The equation of the tangent to the curve \[y = 4{e^{ - \dfrac{x}{4}}}\] at the point where the curve crosses \[Y\] axis is equal to
A) \[3x + 4y = 16\]
B) \[4x + y = 4\]
C) \[x + y = 4\]
D) \[3x + 4y = 25\]

Answer 1

Hint:
Here we need to find the equation of the tangent to the given curve. We will first find the point at which the given curve crosses the \[Y\] axis. Then we will find the slope of the tangent at that point by differentiating the given curve with respect to the required variable. Then we will find the equation of the tangent using the obtained point and the obtained slope of the tangent.

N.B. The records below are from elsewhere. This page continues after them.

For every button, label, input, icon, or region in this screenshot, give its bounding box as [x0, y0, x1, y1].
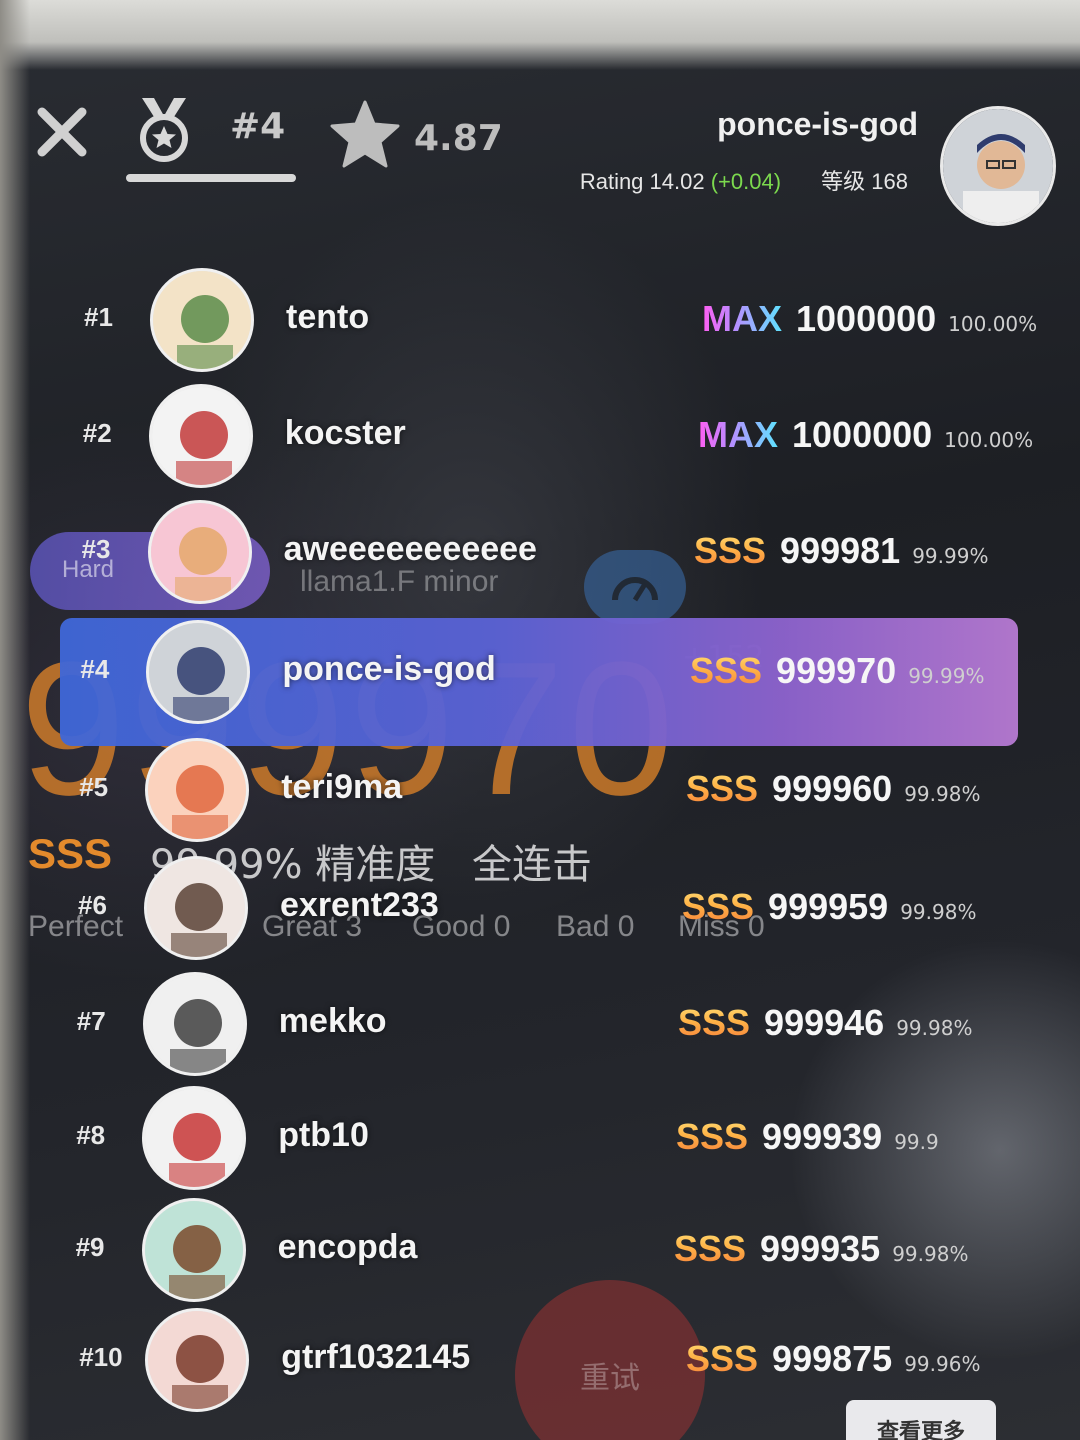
- row-avatar: [146, 620, 251, 724]
- game-screen: Hard llama1.F minor 999970 +152 SSS 99.9…: [0, 0, 1080, 1440]
- row-accuracy: 99.98%: [892, 1242, 969, 1266]
- leaderboard-row[interactable]: #3 aweeeeeeeeeee SSS 999981 99.99%: [0, 500, 1080, 610]
- tab-active-indicator: [126, 174, 296, 182]
- row-username: teri9ma: [281, 768, 403, 806]
- row-accuracy: 100.00%: [948, 312, 1038, 336]
- row-username: aweeeeeeeeeee: [283, 530, 537, 568]
- row-avatar: [144, 856, 248, 960]
- row-score-value: 999935: [760, 1228, 881, 1269]
- leaderboard-row[interactable]: #6 exrent233 SSS 999959 99.98%: [0, 856, 1080, 966]
- row-accuracy: 99.96%: [904, 1352, 981, 1376]
- row-avatar: [141, 1198, 246, 1302]
- row-score: SSS 999939 99.9: [676, 1116, 939, 1158]
- row-rank: #2: [82, 418, 112, 448]
- row-grade: SSS: [686, 1338, 759, 1379]
- profile-name: ponce-is-god: [717, 106, 918, 142]
- leaderboard-row[interactable]: #9 encopda SSS 999935 99.98%: [0, 1198, 1080, 1308]
- star-icon: [330, 100, 400, 168]
- leaderboard-row[interactable]: #8 ptb10 SSS 999939 99.9: [0, 1086, 1080, 1196]
- leaderboard-row[interactable]: #2 kocster MAX 1000000 100.00%: [0, 384, 1080, 494]
- close-button[interactable]: [34, 104, 90, 160]
- row-accuracy: 99.98%: [900, 900, 977, 924]
- row-accuracy: 99.99%: [908, 664, 985, 688]
- current-rank: #4: [230, 106, 286, 147]
- row-rank: #10: [79, 1342, 123, 1372]
- profile-rating: Rating 14.02: [579, 169, 705, 194]
- row-rank: #3: [81, 534, 111, 564]
- row-rank: #5: [79, 772, 109, 802]
- row-username: gtrf1032145: [281, 1338, 471, 1376]
- tab-rank[interactable]: #4: [126, 92, 296, 188]
- row-score: MAX 1000000 100.00%: [702, 298, 1037, 340]
- row-avatar: [147, 500, 252, 604]
- profile-stats: Rating 14.02 (+0.04) 等级 168: [580, 164, 908, 196]
- row-score-value: 999960: [772, 768, 893, 809]
- row-score: MAX 1000000 100.00%: [698, 414, 1033, 456]
- row-grade: SSS: [682, 886, 755, 927]
- row-rank: #9: [75, 1232, 105, 1262]
- row-grade: SSS: [676, 1116, 749, 1157]
- row-accuracy: 99.99%: [912, 544, 989, 568]
- row-score: SSS 999875 99.96%: [686, 1338, 980, 1380]
- row-score-value: 999875: [772, 1338, 893, 1379]
- row-grade: MAX: [702, 298, 782, 339]
- medal-icon: [140, 98, 188, 162]
- row-grade: MAX: [698, 414, 778, 455]
- row-grade: SSS: [674, 1228, 747, 1269]
- chart-rating: 4.87: [414, 118, 503, 159]
- row-rank: #4: [80, 654, 110, 684]
- row-username: ponce-is-god: [282, 650, 496, 688]
- row-score-value: 1000000: [796, 298, 937, 339]
- profile-avatar[interactable]: [940, 106, 1056, 226]
- tab-rating[interactable]: 4.87: [330, 100, 510, 170]
- row-username: encopda: [277, 1228, 418, 1266]
- row-score: SSS 999959 99.98%: [682, 886, 976, 928]
- leaderboard-row[interactable]: #1 tento MAX 1000000 100.00%: [0, 268, 1080, 378]
- row-score: SSS 999981 99.99%: [694, 530, 988, 572]
- row-avatar: [150, 268, 254, 372]
- row-username: kocster: [284, 414, 406, 452]
- row-rank: #8: [76, 1120, 106, 1150]
- leaderboard-row[interactable]: #7 mekko SSS 999946 99.98%: [0, 972, 1080, 1082]
- close-icon: [37, 107, 87, 157]
- view-more-button[interactable]: 查看更多: [846, 1400, 996, 1440]
- row-score-value: 999939: [762, 1116, 883, 1157]
- row-score-value: 999970: [776, 650, 897, 691]
- row-avatar: [148, 384, 253, 488]
- row-score-value: 999946: [764, 1002, 885, 1043]
- row-rank: #6: [78, 890, 107, 920]
- row-score: SSS 999960 99.98%: [686, 768, 980, 810]
- row-accuracy: 99.98%: [896, 1016, 973, 1040]
- leaderboard-row[interactable]: #5 teri9ma SSS 999960 99.98%: [0, 738, 1080, 848]
- row-accuracy: 100.00%: [944, 428, 1034, 452]
- row-avatar: [145, 738, 250, 842]
- row-username: tento: [286, 298, 370, 336]
- row-avatar: [142, 972, 247, 1076]
- row-accuracy: 99.98%: [904, 782, 981, 806]
- row-username: mekko: [278, 1002, 387, 1040]
- row-grade: SSS: [694, 530, 767, 571]
- view-more-label: 查看更多: [876, 1420, 965, 1440]
- row-grade: SSS: [686, 768, 759, 809]
- row-username: exrent233: [280, 886, 439, 924]
- row-score-value: 1000000: [792, 414, 933, 455]
- row-username: ptb10: [278, 1116, 369, 1154]
- row-accuracy: 99.9: [894, 1130, 939, 1154]
- row-rank: #1: [84, 302, 113, 332]
- row-grade: SSS: [690, 650, 763, 691]
- leaderboard-row[interactable]: #4 ponce-is-god SSS 999970 99.99%: [0, 620, 1080, 730]
- profile-level: 等级 168: [821, 169, 908, 194]
- row-grade: SSS: [678, 1002, 751, 1043]
- row-score: SSS 999946 99.98%: [678, 1002, 972, 1044]
- device-bezel: [0, 0, 1080, 70]
- row-avatar: [145, 1308, 250, 1412]
- row-avatar: [142, 1086, 247, 1190]
- row-score-value: 999959: [768, 886, 889, 927]
- row-rank: #7: [76, 1006, 106, 1036]
- row-score: SSS 999935 99.98%: [674, 1228, 968, 1270]
- row-score: SSS 999970 99.99%: [690, 650, 984, 692]
- row-score-value: 999981: [780, 530, 901, 571]
- rating-delta: (+0.04): [710, 169, 782, 194]
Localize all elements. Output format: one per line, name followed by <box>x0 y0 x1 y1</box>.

Complete Step by step Solution:
Here we need to find the equation of the tangent to the given curve i.e. \[y = 4{e^{ - \dfrac{x}{4}}}\]
We will first find the point at which the given curve crosses the \[Y\] axis as it is given that the given curve crosses \[Y\] axis. So the value of the \[x\] coordinate will be equal to zero.
We will substitute the value of the \[x\] coordinate as zero in the equation of the curve.
\[ \Rightarrow y = 4{e^{ - \dfrac{0}{4}}} = 4{e^0}\]
On further simplification, we get
\[ \Rightarrow y = 4 \times 1 = 4\]
Therefore, the point on the \[Y\] axis at which the given curve cuts it will be equal to \[\left( {0,4} \right)\]
Now, we will find the slope of the required tangent to the curve. For that, we will differentiate the given curve with respect to \[x\] .
\[ \Rightarrow \dfrac{{dy}}{{dx}} = \dfrac{d}{{dx}}\left( {4{e^{ - \dfrac{x}{4}}}} \right)\]
On differentiating the variable terms, we get
\[ \Rightarrow \dfrac{{dy}}{{dx}} = 4 \times \dfrac{{ - 1}}{4} \times {e^{ - \dfrac{x}{4}}}\]
On multiplying the terms, we get
\[ \Rightarrow \dfrac{{dy}}{{dx}} = - {e^{ - \dfrac{x}{4}}}\]
Now, we will find the value of the slope of the tangent at the point \[\left( {0,4} \right)\]. For that, we will substitute the value of coordinate of point here.
\[ \Rightarrow \dfrac{{dy}}{{dx}} = - {e^{ - \dfrac{0}{4}}} = - 1 \times 1 = - 1\]
Thus, the slope of the tangent to the curve is equal to -1.
Now, we will find the equation of the required tangent to the curve.
We know that the general equation of a line passing through any point say \[\left( {{x_1},{y_1}} \right)\] is given by
\[ \Rightarrow y - {y_1} = {\left. {\dfrac{{dy}}{{dx}}} \right|_{\left( {{x_1},{y_1}} \right)}} \times \left( {x - {x_1}} \right)\]
Now, we will substitute the value of the slope of the tangent and the coordinates of the point here.
\[ \Rightarrow y - 4 = - 1 \times \left( {x - 0} \right)\]
On further simplification, we get
\[ \Rightarrow x + y = 4\]
Therefore, the equation of the tangent to the given curve is equal to \[x + y = 4\]

Hence, the correct option is option C.

Note:
To solve this problem, we need to remember the properties of the tangent and also the general equation of any line when the value of the slope and the point is known. A tangent to a curve is defined as the straight line that touches the given curve at only one point. We know that a tangent of a curve doesn’t cross the curve. The equation of tangent is different for different types of curves so we need to be careful while using the general equation.